Custodia del territorio e delle sue tradizioni
Spesso a farsi promotrici della creazione delle comunità sono proprio le aziende agricole locali, in molti casi a vocazione biologica, che scelgono di mettersi in rete e di lavorare insieme per presidiare il territorio. Quella dell’Appennino, infatti, è un’area di confine, talvolta dimenticata, che ha bisogno che qualcuno se ne prenda cura. I contadini della riserva accolgono questo spunto e diventano autentici custodi della terra, del suo valore e della biodiversità.

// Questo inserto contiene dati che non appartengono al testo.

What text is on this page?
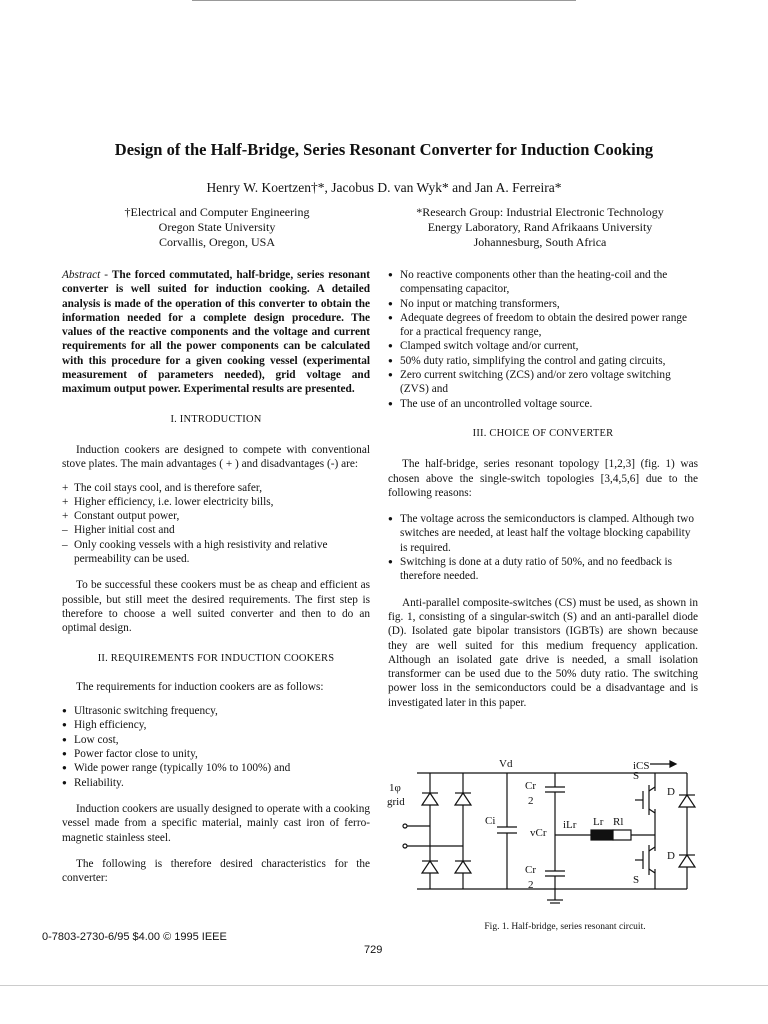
Design of the Half-Bridge, Series Resonant Converter for Induction Cooking
Henry W. Koertzen†*, Jacobus D. van Wyk* and Jan A. Ferreira*
†Electrical and Computer Engineering
Oregon State University
Corvallis, Oregon, USA
*Research Group: Industrial Electronic Technology
Energy Laboratory, Rand Afrikaans University
Johannesburg, South Africa

Abstract - The forced commutated, half-bridge, series resonant converter is well suited for induction cooking. A detailed analysis is made of the operation of this converter to obtain the information needed for a complete design procedure. The values of the reactive components and the voltage and current requirements for all the power components can be calculated with this procedure for a given cooking vessel (experimental measurement of parameters needed), grid voltage and maximum output power. Experimental results are presented.

I. INTRODUCTION

Induction cookers are designed to compete with conventional stove plates. The main advantages ( + ) and disadvantages (-) are:

+ The coil stays cool, and is therefore safer,
+ Higher efficiency, i.e. lower electricity bills,
+ Constant output power,
– Higher initial cost and
– Only cooking vessels with a high resistivity and relative permeability can be used.

To be successful these cookers must be as cheap and efficient as possible, but still meet the desired requirements. The first step is therefore to choose a well suited converter and then to do an optimal design.

II. REQUIREMENTS FOR INDUCTION COOKERS

The requirements for induction cookers are as follows:

● Ultrasonic switching frequency,
● High efficiency,
● Low cost,
● Power factor close to unity,
● Wide power range (typically 10% to 100%) and
● Reliability.

Induction cookers are usually designed to operate with a cooking vessel made from a specific material, mainly cast iron of ferro-magnetic stainless steel.

The following is therefore desired characteristics for the converter:

● No reactive components other than the heating-coil and the compensating capacitor,
● No input or matching transformers,
● Adequate degrees of freedom to obtain the desired power range for a practical frequency range,
● Clamped switch voltage and/or current,
● 50% duty ratio, simplifying the control and gating circuits,
● Zero current switching (ZCS) and/or zero voltage switching (ZVS) and
● The use of an uncontrolled voltage source.
III. CHOICE OF CONVERTER

The half-bridge, series resonant topology [1,2,3] (fig. 1) was chosen above the single-switch topologies [3,4,5,6] due to the following reasons:

● The voltage across the semiconductors is clamped. Although two switches are needed, at least half the voltage blocking capability is required.
● Switching is done at a duty ratio of 50%, and no feedback is therefore needed.

Anti-parallel composite-switches (CS) must be used, as shown in fig. 1, consisting of a singular-switch (S) and an anti-parallel diode (D). Isolated gate bipolar transistors (IGBTs) are shown because they are well suited for this medium frequency application. Although an isolated gate drive is needed, a small isolation transformer can be used due to the 50% duty ratio. The switching power loss in the semiconductors could be a disadvantage and is investigated later in this paper.

Vd	iCS
1φ
grid
Cr
2
Ci
vCr
iLr Lr Rl
Cr
2
S
D
S
D
Fig. 1. Half-bridge, series resonant circuit.
0-7803-2730-6/95 $4.00 © 1995 IEEE
729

Non è un caso che molte delle attività delle Comunità del cibo di Garfagnana, Alto Crinale e Reggio Emilia siano dedicate al recupero dei grani antichi. Sono considerati, infatti, parte della tradizione e delle caratteristiche intrinseche del territorio, veri e propri presìdi di tutela della biodiversità.

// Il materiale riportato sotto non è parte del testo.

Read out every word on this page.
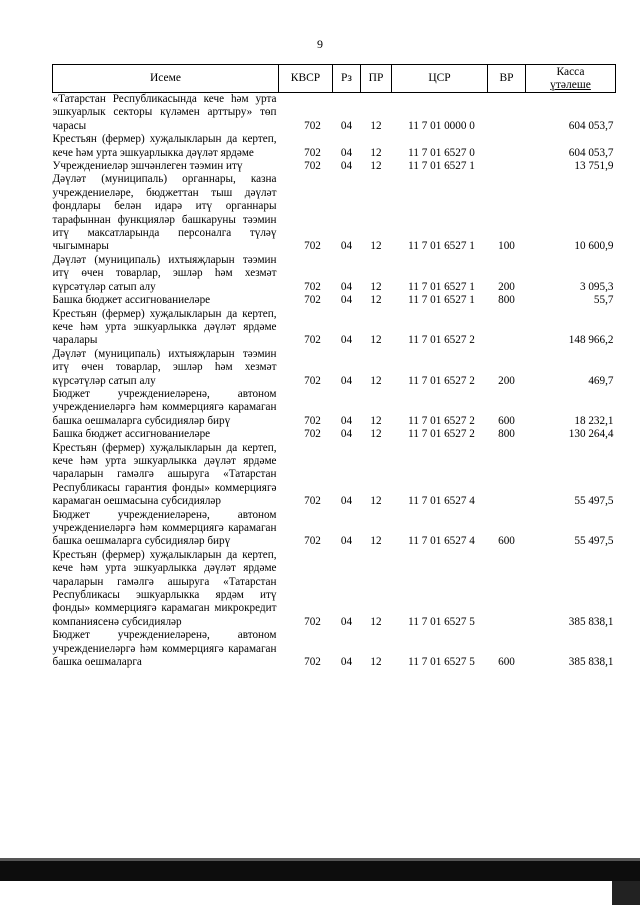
9
Исеме	КВСР	Рз	ПР	ЦСР	ВР	Касса
үтәлеше

«Татарстан Республикасында кече һәм урта эшкуарлык секторы күләмен арттыру» төп чарасы	702	04	12	11 7 01 0000 0		604 053,7
Крестьян (фермер) хуҗалыкларын да кертеп, кече һәм урта эшкуарлыкка дәүләт ярдәме	702	04	12	11 7 01 6527 0		604 053,7
Учреждениеләр эшчәнлеген тәэмин итү	702	04	12	11 7 01 6527 1		13 751,9
Дәүләт (муниципаль) органнары, казна учреждениеләре, бюджеттан тыш дәүләт фондлары белән идарә итү органнары тарафыннан функцияләр башкаруны тәэмин итү максатларында персоналга түләү чыгымнары	702	04	12	11 7 01 6527 1	100	10 600,9
Дәүләт (муниципаль) ихтыяҗларын тәэмин итү өчен товарлар, эшләр һәм хезмәт күрсәтүләр сатып алу	702	04	12	11 7 01 6527 1	200	3 095,3
Башка бюджет ассигнованиеләре	702	04	12	11 7 01 6527 1	800	55,7
Крестьян (фермер) хуҗалыкларын да кертеп, кече һәм урта эшкуарлыкка дәүләт ярдәме чаралары	702	04	12	11 7 01 6527 2		148 966,2
Дәүләт (муниципаль) ихтыяҗларын тәэмин итү өчен товарлар, эшләр һәм хезмәт күрсәтүләр сатып алу	702	04	12	11 7 01 6527 2	200	469,7
Бюджет учреждениеләренә, автоном учреждениеләргә һәм коммерциягә карамаган башка оешмаларга субсидияләр бирү	702	04	12	11 7 01 6527 2	600	18 232,1
Башка бюджет ассигнованиеләре	702	04	12	11 7 01 6527 2	800	130 264,4
Крестьян (фермер) хуҗалыкларын да кертеп, кече һәм урта эшкуарлыкка дәүләт ярдәме чараларын гамәлгә ашыруга «Татарстан Республикасы гарантия фонды» коммерциягә карамаган оешмасына субсидияләр	702	04	12	11 7 01 6527 4		55 497,5
Бюджет учреждениеләренә, автоном учреждениеләргә һәм коммерциягә карамаган башка оешмаларга субсидияләр бирү	702	04	12	11 7 01 6527 4	600	55 497,5
Крестьян (фермер) хуҗалыкларын да кертеп, кече һәм урта эшкуарлыкка дәүләт ярдәме чараларын гамәлгә ашыруга «Татарстан Республикасы эшкуарлыкка ярдәм итү фонды» коммерциягә карамаган микрокредит компаниясенә субсидияләр	702	04	12	11 7 01 6527 5		385 838,1
Бюджет учреждениеләренә, автоном учреждениеләргә һәм коммерциягә карамаган башка оешмаларга	702	04	12	11 7 01 6527 5	600	385 838,1
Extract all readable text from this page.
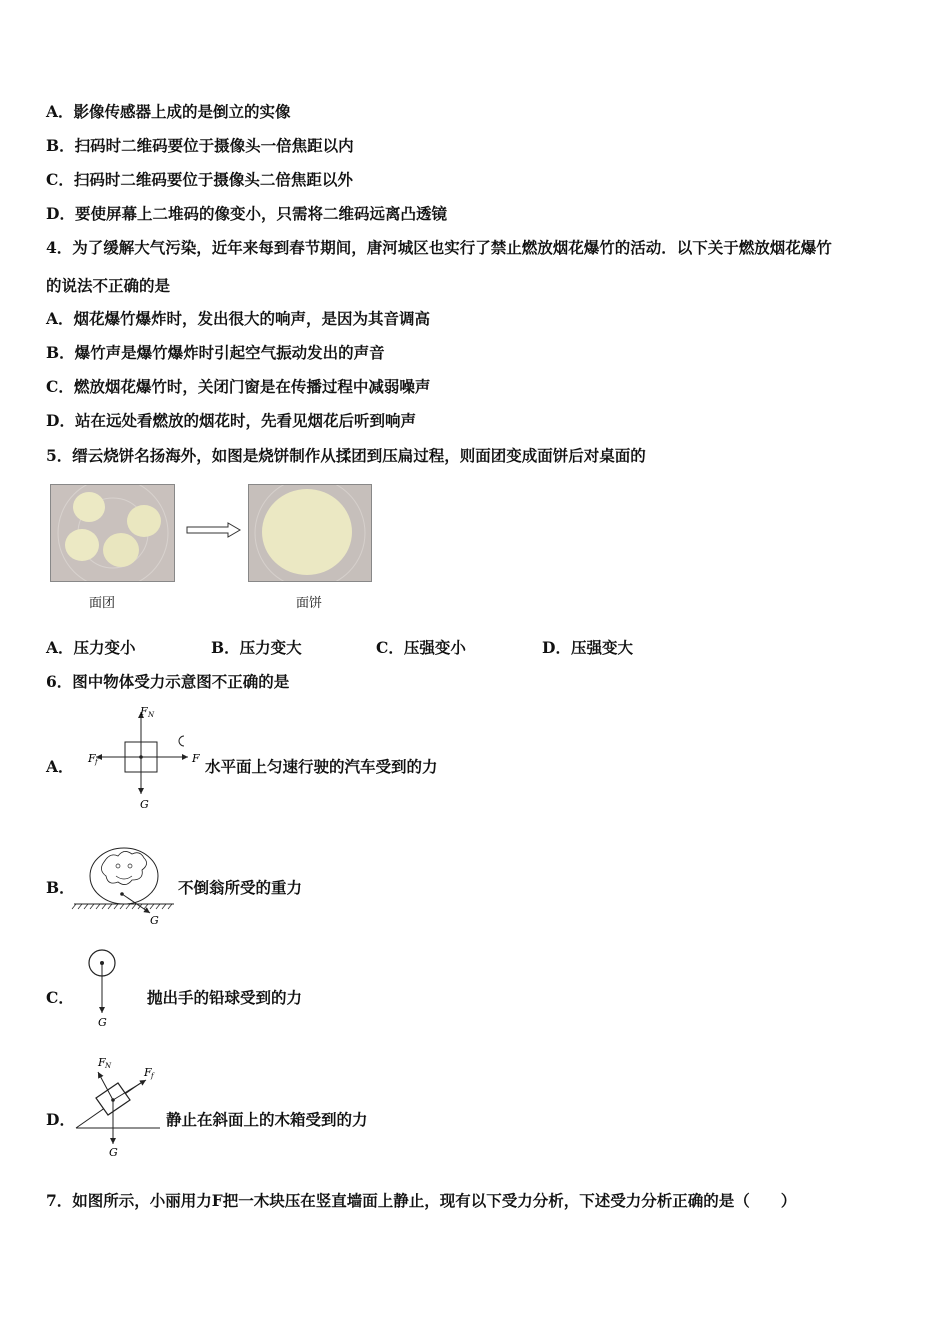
A．影像传感器上成的是倒立的实像
B．扫码时二维码要位于摄像头一倍焦距以内
C．扫码时二维码要位于摄像头二倍焦距以外
D．要使屏幕上二堆码的像变小，只需将二维码远离凸透镜
4．为了缓解大气污染，近年来每到春节期间，唐河城区也实行了禁止燃放烟花爆竹的活动．以下关于燃放烟花爆竹
的说法不正确的是
A．烟花爆竹爆炸时，发出很大的响声，是因为其音调高
B．爆竹声是爆竹爆炸时引起空气振动发出的声音
C．燃放烟花爆竹时，关闭门窗是在传播过程中减弱噪声
D．站在远处看燃放的烟花时，先看见烟花后听到响声
5．缙云烧饼名扬海外，如图是烧饼制作从揉团到压扁过程，则面团变成面饼后对桌面的
面团	面饼
A．压力变小	B．压力变大	C．压强变小	D．压强变大
6．图中物体受力示意图不正确的是
A．
F N
F f	F
G
水平面上匀速行驶的汽车受到的力
B．
G
不倒翁所受的重力
C．
G
抛出手的铅球受到的力
D．
F N	F f
G
静止在斜面上的木箱受到的力
7．如图所示，小丽用力F把一木块压在竖直墙面上静止，现有以下受力分析，下述受力分析正确的是（　　）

Come racconta Lucia Giovannetti per la Comunità del cibo e dell’agrobiodiversità della Garfagnana, in questa area è stato elaborato e proposto un menù che rispetti e valorizzi i prodotti del territorio come le farine di castagne, di mais o a base di grani antichi. In questo modo, vengono fatte assaggiare a un pubblico che magari non conosce la Garfagnana, ma che la può scoprire attraverso il palato.
Cultura e rete, coinvolgendo i consumatori
È questo uno dei valori del cibo come veicolo di promozione e narrazione della Riserva MAB dell’Appennino tosco-emiliano che si ritrova anche in altre attività delle comunità del cibo della zona. Molti sono i programmi attivi con le scuole per sensibilizzare i giovani e aiutarli a conoscere meglio il territorio attraverso i suoi prodotti.
Le Comunità del cibo, infine, sono un importante network tra attori della filiera agroalimentare. Isabella Valcavi, titolare di un’azienda agricola parte della Comunità del cibo reggiana, racconta come si sia formata una rete virtuosa tra i membri del gruppo. È stato recentemente siglato un accordo di “mutuo aiuto” per cui, in caso di necessità, si partecipa gli uni alle attività degli altri, oltre a unire le forze per partecipare a fiere, mercati e punti vendita.
Dall’incontro tra persone che hanno a cuore il cibo nascono anche altri progetti che hanno un impatto concreto sul territorio. È il caso del bio-distretto di Reggio Emilia che presto vedrà la luce e coinvolge molte aziende già parte della Comunità del Cibo. Si tratta, in questo caso, di un network di imprese bio, amministrazioni, associazioni, operatori turistici e semplici cittadini che stringono un accordo per gestire le risorse in maniera sostenibile. Sostenuta anche attraverso la recente legge della Regione Emilia-Romagna sull’agricoltura sociale, la creazione del biodistretto porta i consumatori a sentirsi co-produttori di ciò che mangiano direttamente dal territorio dove vivono.
Le Comunità del Cibo, dunque, parto dai frutti del territorio per costruire relazioni. Le conoscevate?